An institution purchases protection through a credit derivative against an exposure. Is the exposure value for counterparty credit risk (CCR) for this derivative zero even if the derivative is either not eligible for credit risk mitigation or it is eligible but the institution abstains from using it for credit risk mitigation?
Article 273 (3) of Regulation (EU) No 575/2013 (CRR) says that “[w]hen an institution purchases protection against a non-trading book exposure or against a counterparty risk exposure [...]” the institution is allowed to mitigate its credit exposure and to calculate its own funds requirements for its “hedged exposure”. In a case where the purchase of a credit derivative is economically suitable to protect the institution against an exposure but is either not legally eligible for credit risk mitigation (Title II chapter IV) or the derivative is eligible but the institution does not use it for reducing its credit exposure the question arises if “[t]he exposure value for CCR shall be zero...”.
An institution is allowed to use an exposure value of zero for counterparty credit risk for a credit derivative purchased for protection against a credit risk exposure or a counterparty credit risk exposure only if the credit derivative is recognised as eligible credit risk mitigation in accordance with Chapter 4 of Title II of Part Three of Regulation (EU) No. 575/2013 (CRR).
The first subparagraph of Article 273(3) of the CRR provides the rules for calculating the effects of unfunded credit protection on own funds requirements, while the second subparagraph of that paragraph establishes that those credit derivatives must be assigned a zero exposure value, unless the treatment in Article 299(2)(h)(ii) is applied.

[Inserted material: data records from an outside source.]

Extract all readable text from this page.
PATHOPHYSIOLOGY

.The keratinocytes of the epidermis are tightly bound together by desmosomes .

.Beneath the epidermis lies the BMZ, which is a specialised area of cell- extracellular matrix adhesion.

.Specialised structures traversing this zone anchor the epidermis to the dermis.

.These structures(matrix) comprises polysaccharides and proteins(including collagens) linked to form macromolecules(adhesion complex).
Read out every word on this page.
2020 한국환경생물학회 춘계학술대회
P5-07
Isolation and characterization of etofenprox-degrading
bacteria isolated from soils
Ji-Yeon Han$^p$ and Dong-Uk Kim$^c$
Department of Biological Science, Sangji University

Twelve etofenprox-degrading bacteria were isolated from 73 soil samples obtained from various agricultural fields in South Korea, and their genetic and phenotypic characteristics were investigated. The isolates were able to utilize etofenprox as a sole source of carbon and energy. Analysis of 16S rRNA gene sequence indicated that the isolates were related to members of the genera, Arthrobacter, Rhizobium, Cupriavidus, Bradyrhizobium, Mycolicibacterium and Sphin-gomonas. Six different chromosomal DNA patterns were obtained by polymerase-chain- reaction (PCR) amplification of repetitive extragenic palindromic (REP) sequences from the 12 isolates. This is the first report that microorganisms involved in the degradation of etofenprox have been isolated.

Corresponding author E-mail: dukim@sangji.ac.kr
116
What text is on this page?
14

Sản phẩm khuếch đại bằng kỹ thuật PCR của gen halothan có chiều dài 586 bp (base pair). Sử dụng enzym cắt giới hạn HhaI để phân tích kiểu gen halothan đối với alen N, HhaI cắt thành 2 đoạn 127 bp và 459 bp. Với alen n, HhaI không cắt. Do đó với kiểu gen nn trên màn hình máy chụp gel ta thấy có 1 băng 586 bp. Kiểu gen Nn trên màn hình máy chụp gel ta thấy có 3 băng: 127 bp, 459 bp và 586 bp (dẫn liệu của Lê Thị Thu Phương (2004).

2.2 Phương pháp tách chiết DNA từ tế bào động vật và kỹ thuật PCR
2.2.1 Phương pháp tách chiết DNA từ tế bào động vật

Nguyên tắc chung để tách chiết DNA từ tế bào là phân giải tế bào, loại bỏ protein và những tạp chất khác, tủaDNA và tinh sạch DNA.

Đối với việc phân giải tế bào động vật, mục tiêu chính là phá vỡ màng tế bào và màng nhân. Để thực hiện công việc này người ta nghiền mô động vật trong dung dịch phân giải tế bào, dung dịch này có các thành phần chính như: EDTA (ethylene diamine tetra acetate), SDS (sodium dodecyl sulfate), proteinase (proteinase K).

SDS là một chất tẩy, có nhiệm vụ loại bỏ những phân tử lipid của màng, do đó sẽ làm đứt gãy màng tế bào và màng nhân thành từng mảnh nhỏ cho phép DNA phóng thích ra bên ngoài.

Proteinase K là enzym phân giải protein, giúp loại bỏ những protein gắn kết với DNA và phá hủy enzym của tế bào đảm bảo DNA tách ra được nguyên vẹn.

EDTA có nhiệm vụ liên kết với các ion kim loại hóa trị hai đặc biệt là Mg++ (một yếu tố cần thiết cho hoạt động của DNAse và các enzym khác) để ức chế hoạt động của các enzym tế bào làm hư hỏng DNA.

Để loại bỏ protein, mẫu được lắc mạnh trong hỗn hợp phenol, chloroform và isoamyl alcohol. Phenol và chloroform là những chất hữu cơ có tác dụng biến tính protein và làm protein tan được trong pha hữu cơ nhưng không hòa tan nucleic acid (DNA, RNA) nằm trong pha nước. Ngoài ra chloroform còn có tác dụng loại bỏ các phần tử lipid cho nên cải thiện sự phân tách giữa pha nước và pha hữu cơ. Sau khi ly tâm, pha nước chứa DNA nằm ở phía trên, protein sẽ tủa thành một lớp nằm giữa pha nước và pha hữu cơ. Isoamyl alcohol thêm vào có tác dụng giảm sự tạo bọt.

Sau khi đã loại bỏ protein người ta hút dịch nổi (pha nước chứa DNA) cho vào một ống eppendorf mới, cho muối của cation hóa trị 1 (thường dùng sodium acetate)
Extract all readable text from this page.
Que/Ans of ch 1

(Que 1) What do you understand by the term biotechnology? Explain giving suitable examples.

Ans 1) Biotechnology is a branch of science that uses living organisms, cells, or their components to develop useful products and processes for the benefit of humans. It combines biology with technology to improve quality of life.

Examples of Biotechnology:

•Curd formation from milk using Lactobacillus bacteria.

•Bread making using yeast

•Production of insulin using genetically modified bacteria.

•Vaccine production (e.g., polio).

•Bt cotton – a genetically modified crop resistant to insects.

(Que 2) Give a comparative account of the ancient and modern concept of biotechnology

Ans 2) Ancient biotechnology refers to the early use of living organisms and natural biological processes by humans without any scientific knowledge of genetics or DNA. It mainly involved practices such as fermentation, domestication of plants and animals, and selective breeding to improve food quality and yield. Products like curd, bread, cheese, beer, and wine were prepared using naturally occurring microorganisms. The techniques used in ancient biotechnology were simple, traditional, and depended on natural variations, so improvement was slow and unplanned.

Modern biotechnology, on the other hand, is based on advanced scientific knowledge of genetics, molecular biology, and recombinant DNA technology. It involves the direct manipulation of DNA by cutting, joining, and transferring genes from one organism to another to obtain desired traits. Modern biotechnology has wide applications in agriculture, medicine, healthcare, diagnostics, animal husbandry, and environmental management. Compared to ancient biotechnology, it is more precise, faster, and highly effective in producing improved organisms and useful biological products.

The first subparagraph of Article 273(3) allows institutions to recognise the effects of unfunded credit protection only if that protection is recognised as eligible credit risk mitigation. The second subparagraph of that paragraph is a special provision for "those credit derivatives" that have been recognised in accordance with the first sub-paragraph and therefore only applies in cases where credit derivatives are recognised as eligible credit risk mitigation.
If the credit derivative is not recognised as eligible credit risk mitigation, the general rule established in Article 273(1) of the CRR, i.e. "institutions shall determine the exposure value for the contracts listed in Annex II on the basis of one of the methods set out in Sections 3 to 6 in accordance with this Article", applies.
This question goes beyond matters of consistent and effective application of the regulatory framework. A Directorate General of the Commission (Directorate General for Internal Market and Services) has prepared the answer, albeit that only the Court of Justice of the European Union can provide definitive interpretations of EU legislation. This is an unofficial opinion of that Directorate General, which the European Banking Authority publishes on its behalf. The answers are not binding on the European Commission as an institution. You should be aware that the European Commission could adopt a position different from the one expressed in such Q&As, for instance in infringement proceedings or after a detailed examination of a specific case or on the basis of any new legal or factual elements that may have been brought to its attention.
Update 26.03.2021: This Q&A has not yet been reviewed by the European Commission in the light of the changes introduced to Regulation (EU) No 575/2013 (CRR).